Reconnecting with yourself after grief
There’s nothing easy about losing a loved one. You may feel a sense of loneliness, lose track of your typical routine, or simply not enjoy certain activities anymore. The idea of staying at home may seem so much easier than those plans you made with friends. It might seem like a better idea to shut out the world, but there’s a lack of healing in this lifestyle if it goes on too long. How can we continue to engage in things that fulfill us, even when we don’t feel like we can? How can we reconnect to life in steps that don’t tire us?
Here are a few things to consider:
Explore and identify the right options to slowly reconnect with your everyday life, looking for small ways to reengage. This could be calling a friend for a few minutes, grabbing a cup of coffee with someone for an hour, or going out to lunch or a movie. No feat is too small when it comes to healing; take it at your own pace.
Accept your feelings. Grief brings many turbulent emotions, especially the more negative ones that we normally try to avoid. Some days it will be all you can do to get out of bed because they are so heavy. Don’t beat yourself up for spending an afternoon in bed or just needing to take a break from life for a few hours. Know your limits, but also don’t be ashamed of them.
Don’t be afraid to reach out to others. Be honest with friends and family that you are grieving and may not be quite the same as you once were, but you still want their companionship and support. Don't be afraid to ask them to check on you periodically and keep inviting you even if you say no the first several times.

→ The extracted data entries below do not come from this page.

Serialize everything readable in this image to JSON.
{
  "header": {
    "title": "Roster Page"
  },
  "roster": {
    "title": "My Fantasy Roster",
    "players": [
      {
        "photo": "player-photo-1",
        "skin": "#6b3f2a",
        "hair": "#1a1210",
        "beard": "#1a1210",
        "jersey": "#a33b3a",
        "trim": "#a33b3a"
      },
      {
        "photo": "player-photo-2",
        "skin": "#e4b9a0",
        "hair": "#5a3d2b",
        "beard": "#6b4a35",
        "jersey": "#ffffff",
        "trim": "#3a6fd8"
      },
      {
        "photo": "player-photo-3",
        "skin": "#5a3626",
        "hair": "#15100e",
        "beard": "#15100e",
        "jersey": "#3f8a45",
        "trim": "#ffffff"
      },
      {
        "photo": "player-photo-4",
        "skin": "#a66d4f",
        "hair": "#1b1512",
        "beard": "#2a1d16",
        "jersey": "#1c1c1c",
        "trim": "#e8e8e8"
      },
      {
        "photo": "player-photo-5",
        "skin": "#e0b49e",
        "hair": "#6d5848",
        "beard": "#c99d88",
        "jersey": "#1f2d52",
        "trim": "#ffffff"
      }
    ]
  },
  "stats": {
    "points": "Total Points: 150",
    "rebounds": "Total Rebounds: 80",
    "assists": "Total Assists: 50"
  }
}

It’s important to understand that grief is a process, not an event. It changes us and the way we perceive and relate to the world and people around us. Grief also doesn't stop when we have to resume our normal activities and obligations, such as work, school and caring for our families. When getting back to your everyday routine, be sure to leave yourself room and time for the grief, as well as for some of the activities you enjoyed prior to your loss, which could help you feel a little bit more like yourself.